When Surgery Becomes Necessary

If the eardrum hasn’t healed after several months of observation, a procedure called tympanoplasty can repair it. The surgeon uses a small graft of tissue, often taken from just above or behind the ear, to patch the hole. In children, this surgery is generally recommended from around age six onward, because younger children have more frequent upper respiratory infections that can complicate healing.
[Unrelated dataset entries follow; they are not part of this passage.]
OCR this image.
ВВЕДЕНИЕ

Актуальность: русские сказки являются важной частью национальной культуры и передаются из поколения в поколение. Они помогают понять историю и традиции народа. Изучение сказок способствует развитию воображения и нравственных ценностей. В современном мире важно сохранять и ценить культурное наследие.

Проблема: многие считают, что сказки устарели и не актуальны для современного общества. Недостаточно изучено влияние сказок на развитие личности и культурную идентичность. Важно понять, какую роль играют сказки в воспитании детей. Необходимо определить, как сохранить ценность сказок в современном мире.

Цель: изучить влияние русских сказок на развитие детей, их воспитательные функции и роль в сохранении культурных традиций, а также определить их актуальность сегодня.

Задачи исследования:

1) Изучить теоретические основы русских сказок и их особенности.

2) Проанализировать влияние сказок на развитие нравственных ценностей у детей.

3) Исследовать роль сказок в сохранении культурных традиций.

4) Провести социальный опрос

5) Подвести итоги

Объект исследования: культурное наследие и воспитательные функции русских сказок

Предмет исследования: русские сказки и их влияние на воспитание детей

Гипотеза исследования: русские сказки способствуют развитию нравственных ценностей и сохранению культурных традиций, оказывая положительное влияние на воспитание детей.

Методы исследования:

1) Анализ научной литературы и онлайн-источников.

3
There are arguments for operating earlier in certain cases: persistent hearing loss can interfere with speech development and school performance, and a chronically open eardrum leaves the middle ear vulnerable to repeated infections that can damage surrounding structures over time. Success rates for pediatric tympanoplasty range from about 56% to 94% depending on the complexity of the case and how “success” is defined. When success includes not just a closed eardrum but also measurable hearing improvement and a healthy air-filled middle ear space, studies report rates around 81%.

Recovery from tympanoplasty typically involves a few weeks of restricted activity. Your child will need to keep the ear completely dry and avoid anything that creates pressure changes, like flying or vigorous nose-blowing, for the period your surgeon specifies. Follow-up visits and hearing tests afterward confirm that the graft has taken and hearing has improved.